Open 41924076 opened 8 months ago
I attempted to replicate the training process of Bloom560m using the following parameters, but my training results weren't satisfactory. I suspect there might be an issue with the training parameters I've used.
param: 8 A800 GPU "batch_size": 1024, "negs_per_ins": 8, "max_seq_length": 300, "model_name":"(mydir)/bloom-560m", "seed": 0, "steps_per_epoch": null, "epochs": 3, "setting": "spec", "pooling": "lasttoken", "default_type": "query", "dataset": "allnli,msmarco", "debias_batch": true, "warmup_epoch":0.25, "lr": 0.0004, "model_save_path":"(mydir)", "use_amp"; false, "wandb": false, "wandbwatchlog": "all", "local_rank": -1, "freeze": false, "freezenonbias": true, "unfreezewte": false, "chunksize":64, "tf32": true, "devset":"all"
In each epoch, the log shows: dataloader length: 762, CKPT save steps: 96, warm up step: 24.
I used args.devset == 'all', the evaluation results during training are: 1 epoch: msmarco_dev_small ndcg@10=0.26402, mrr@10=0.21343, stsbenchmark cos_sim_spearman_score=0.70745 2 epoch: msmarco_dev_small ndcg@10=0.28632, mrr@10=0.23291, stsbenchmark cos_sim_spearman_score=0.72313 3 epoch: msmarco_dev_small ndcg@10=0.29121, mrr@10=0.23728, stsbenchmark cos_sim_spearman_score=0.72577
Thank you for the interest in our work
All training logs with args (on A100 GPU):
Thank you so much for sharing your log file!
@izhx 您好,我按照您560m的参数设置,使用4 A800 GPU训练,第一轮的loss和eval结果和您的log不太一样,想请教一下您觉得可能的原因会是什么? 我的1 epoch: msmarco_dev_small ndcg@10=0.32329, mrr@10=0.27043, stsbenchmark cos_sim_spearman_score=0.74720 您的1 epoch: msmarco_dev_small ndcg@10=0.34639, mrr@10=0.28911, stsbenchmark cos_sim_spearman_score=0.82822
有可能是因为accelerate config或者哪个库的版本不一样吗? 可否请问一下,您的accelerate config和accelerate launch输入命令是什么?
您好,数据和库版本两方面都有可能。
accelerate 我没有做特殊配置,启动命令如下:
accelerate launch train.py \
--model_name bigscience/bloom-560m \
--lr 4e-4 --epochs 5 \
--setting spec --pooling lasttoken \
--default_type query \
--negs_per_ins=8 \
--dataset msmarco,allnli \
--batch_size 256 \ # 这里用的4卡
--chunksize 128 \
--max_seq_length=300 --warmup_epoch 0.25 \
--freezenonbias --tf32 --debias_batch \
--model_save_path XXXX
我的主要库版本为:
accelerate 0.21.0
mteb 1.0.2
sentence-transformers 2.2.2 # 修正lasttoken那个 PR 的版本 https://github.com/UKPLab/sentence-transformers/pull/2111
torch 2.0.0
transformers 4.29.2
非常感谢您的回复,看起来和我的设置差不多,这个性能差距的问题太玄学了。
@izhx Could you kindly share the training scripts for models of varying scales, or alternatively, the complete set of training parameters used for models at different scales?
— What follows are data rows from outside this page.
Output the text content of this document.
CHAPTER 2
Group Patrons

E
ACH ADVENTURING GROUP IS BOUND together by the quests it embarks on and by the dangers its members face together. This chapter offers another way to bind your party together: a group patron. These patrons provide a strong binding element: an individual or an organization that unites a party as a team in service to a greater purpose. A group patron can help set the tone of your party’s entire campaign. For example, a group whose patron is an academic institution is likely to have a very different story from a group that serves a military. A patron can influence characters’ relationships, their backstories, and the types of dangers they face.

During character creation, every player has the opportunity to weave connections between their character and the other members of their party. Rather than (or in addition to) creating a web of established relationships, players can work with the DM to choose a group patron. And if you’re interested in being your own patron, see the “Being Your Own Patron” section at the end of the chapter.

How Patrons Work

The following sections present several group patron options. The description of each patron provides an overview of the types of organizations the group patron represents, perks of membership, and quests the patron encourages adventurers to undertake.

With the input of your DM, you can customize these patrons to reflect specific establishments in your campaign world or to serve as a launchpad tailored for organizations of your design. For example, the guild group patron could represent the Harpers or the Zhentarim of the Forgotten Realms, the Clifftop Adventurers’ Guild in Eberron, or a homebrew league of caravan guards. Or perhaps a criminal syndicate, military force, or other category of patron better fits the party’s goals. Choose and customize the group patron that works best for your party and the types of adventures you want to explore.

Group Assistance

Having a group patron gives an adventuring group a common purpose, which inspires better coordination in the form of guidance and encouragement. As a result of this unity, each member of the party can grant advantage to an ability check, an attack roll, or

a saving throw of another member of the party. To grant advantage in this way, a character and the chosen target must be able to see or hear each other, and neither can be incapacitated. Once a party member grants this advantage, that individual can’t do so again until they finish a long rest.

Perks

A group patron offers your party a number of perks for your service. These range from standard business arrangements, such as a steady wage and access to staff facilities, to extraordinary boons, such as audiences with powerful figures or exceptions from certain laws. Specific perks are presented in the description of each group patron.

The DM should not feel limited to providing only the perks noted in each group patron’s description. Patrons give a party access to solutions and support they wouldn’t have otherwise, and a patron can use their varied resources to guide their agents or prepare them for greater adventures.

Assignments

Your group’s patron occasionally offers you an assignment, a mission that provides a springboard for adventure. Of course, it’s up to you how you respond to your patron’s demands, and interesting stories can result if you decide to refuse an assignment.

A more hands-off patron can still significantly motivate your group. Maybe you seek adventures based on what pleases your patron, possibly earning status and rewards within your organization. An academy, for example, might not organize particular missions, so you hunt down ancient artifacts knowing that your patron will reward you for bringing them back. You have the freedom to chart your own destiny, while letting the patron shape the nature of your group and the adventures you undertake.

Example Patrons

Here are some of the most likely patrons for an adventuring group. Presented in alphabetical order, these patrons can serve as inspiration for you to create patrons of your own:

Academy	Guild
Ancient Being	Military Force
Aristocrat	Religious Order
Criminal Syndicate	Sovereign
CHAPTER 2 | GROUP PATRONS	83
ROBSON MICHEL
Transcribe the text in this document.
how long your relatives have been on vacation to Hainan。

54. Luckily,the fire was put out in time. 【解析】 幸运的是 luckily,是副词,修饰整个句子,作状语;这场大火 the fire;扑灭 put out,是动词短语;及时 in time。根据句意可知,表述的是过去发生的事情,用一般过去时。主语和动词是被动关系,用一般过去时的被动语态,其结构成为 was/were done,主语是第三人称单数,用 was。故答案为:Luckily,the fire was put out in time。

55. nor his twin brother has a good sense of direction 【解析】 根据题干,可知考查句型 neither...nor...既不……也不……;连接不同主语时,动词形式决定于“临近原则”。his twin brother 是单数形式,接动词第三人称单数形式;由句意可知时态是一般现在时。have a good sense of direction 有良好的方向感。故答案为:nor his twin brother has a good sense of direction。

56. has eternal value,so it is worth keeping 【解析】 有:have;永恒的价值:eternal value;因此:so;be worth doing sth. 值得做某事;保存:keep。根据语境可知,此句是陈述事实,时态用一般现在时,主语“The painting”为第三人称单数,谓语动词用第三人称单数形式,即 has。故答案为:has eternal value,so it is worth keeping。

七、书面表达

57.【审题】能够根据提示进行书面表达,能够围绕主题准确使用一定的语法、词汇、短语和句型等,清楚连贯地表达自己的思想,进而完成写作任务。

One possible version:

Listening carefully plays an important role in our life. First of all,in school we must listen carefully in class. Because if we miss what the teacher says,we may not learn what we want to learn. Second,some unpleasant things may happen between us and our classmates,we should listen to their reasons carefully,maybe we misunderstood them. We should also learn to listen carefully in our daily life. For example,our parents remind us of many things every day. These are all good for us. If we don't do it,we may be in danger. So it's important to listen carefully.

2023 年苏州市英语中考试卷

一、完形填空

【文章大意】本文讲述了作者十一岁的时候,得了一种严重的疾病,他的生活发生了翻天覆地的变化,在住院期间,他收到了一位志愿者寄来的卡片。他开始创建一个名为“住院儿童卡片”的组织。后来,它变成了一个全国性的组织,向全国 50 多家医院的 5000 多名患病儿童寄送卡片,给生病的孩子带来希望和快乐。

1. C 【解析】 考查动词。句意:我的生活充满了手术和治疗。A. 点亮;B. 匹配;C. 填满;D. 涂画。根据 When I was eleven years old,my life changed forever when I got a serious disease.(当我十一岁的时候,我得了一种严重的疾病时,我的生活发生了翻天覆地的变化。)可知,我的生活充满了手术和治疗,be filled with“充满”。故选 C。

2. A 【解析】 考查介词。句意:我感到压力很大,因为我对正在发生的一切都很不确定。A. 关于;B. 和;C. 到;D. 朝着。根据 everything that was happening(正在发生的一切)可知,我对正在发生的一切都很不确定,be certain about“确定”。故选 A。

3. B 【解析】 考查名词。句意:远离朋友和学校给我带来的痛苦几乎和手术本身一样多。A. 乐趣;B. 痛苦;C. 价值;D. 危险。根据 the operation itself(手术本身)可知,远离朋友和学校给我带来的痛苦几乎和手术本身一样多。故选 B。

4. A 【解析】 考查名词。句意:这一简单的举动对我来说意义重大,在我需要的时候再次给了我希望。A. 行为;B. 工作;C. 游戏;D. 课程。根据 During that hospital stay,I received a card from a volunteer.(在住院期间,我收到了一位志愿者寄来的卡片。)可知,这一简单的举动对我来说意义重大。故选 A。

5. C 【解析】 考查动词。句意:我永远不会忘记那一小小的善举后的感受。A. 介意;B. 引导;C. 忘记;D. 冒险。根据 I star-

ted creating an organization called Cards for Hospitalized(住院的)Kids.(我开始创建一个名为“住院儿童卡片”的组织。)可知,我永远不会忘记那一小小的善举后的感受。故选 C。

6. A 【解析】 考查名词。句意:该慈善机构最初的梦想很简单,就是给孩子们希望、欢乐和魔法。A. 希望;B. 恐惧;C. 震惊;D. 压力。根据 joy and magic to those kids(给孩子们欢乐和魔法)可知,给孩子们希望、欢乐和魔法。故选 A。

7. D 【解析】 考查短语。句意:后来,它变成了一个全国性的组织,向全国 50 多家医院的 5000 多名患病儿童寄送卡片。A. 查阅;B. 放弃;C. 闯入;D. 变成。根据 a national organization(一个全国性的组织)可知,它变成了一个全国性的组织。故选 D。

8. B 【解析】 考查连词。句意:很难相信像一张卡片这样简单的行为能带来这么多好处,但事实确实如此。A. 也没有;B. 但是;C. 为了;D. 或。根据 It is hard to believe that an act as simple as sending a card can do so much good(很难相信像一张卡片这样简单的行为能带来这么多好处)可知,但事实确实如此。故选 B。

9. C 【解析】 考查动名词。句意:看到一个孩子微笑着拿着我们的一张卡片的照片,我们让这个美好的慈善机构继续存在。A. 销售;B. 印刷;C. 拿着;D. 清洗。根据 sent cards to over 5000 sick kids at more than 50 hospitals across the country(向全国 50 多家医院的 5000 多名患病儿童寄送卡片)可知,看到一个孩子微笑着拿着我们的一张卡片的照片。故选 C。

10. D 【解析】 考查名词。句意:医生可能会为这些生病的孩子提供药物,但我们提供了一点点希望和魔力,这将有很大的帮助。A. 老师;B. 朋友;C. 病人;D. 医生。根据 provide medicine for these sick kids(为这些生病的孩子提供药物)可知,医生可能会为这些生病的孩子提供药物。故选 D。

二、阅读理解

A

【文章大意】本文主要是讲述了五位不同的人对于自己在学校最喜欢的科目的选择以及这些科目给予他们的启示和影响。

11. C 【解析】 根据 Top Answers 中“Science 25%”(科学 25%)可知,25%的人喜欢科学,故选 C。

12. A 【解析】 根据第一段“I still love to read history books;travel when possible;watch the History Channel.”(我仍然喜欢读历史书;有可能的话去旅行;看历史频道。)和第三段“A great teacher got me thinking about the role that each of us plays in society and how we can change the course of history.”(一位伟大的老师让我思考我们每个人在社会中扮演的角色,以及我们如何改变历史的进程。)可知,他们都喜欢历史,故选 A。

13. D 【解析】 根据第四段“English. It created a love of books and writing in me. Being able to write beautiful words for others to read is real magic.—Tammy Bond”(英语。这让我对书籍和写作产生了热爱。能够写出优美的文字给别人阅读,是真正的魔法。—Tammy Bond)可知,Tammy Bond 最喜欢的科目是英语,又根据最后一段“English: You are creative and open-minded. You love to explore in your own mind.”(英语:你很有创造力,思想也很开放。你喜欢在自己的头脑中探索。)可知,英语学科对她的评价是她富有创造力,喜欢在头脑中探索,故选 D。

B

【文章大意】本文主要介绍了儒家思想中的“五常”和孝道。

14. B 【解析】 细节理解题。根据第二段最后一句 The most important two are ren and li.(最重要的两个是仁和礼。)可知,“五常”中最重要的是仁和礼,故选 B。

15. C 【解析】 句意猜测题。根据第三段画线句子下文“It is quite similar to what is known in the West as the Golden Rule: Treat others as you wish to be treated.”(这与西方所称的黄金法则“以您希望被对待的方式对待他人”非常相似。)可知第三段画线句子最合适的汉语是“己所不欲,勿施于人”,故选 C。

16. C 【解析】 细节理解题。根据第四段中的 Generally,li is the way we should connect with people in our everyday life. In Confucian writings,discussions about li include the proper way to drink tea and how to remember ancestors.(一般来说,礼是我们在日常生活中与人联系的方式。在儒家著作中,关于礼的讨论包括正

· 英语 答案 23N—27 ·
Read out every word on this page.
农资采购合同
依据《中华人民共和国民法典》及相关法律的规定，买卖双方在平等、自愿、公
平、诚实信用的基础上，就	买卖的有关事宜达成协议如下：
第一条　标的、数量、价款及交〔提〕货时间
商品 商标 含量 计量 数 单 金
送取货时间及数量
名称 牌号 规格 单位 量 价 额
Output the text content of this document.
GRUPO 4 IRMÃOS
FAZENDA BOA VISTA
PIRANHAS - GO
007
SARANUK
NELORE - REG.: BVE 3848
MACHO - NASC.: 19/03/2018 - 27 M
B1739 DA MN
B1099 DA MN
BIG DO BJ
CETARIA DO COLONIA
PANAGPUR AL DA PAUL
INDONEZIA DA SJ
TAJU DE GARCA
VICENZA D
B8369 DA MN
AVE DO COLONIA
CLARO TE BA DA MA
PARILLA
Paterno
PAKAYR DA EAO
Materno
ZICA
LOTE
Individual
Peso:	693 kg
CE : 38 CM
I saw the following parameters in your paper (AdamW learning rate=4e-4, warmup period=0.25 epochs, batch size=1024, 8 negative examples, 8 A100-80GB GPUs, TF32). And I'd like to know the values of other parameters (whether all scales of the bloom model use epoch=3, chunksize=64, debias_batch, freezenonbias, max_seq_length=default 300 as written in train.py, and if there are any additional parameters included).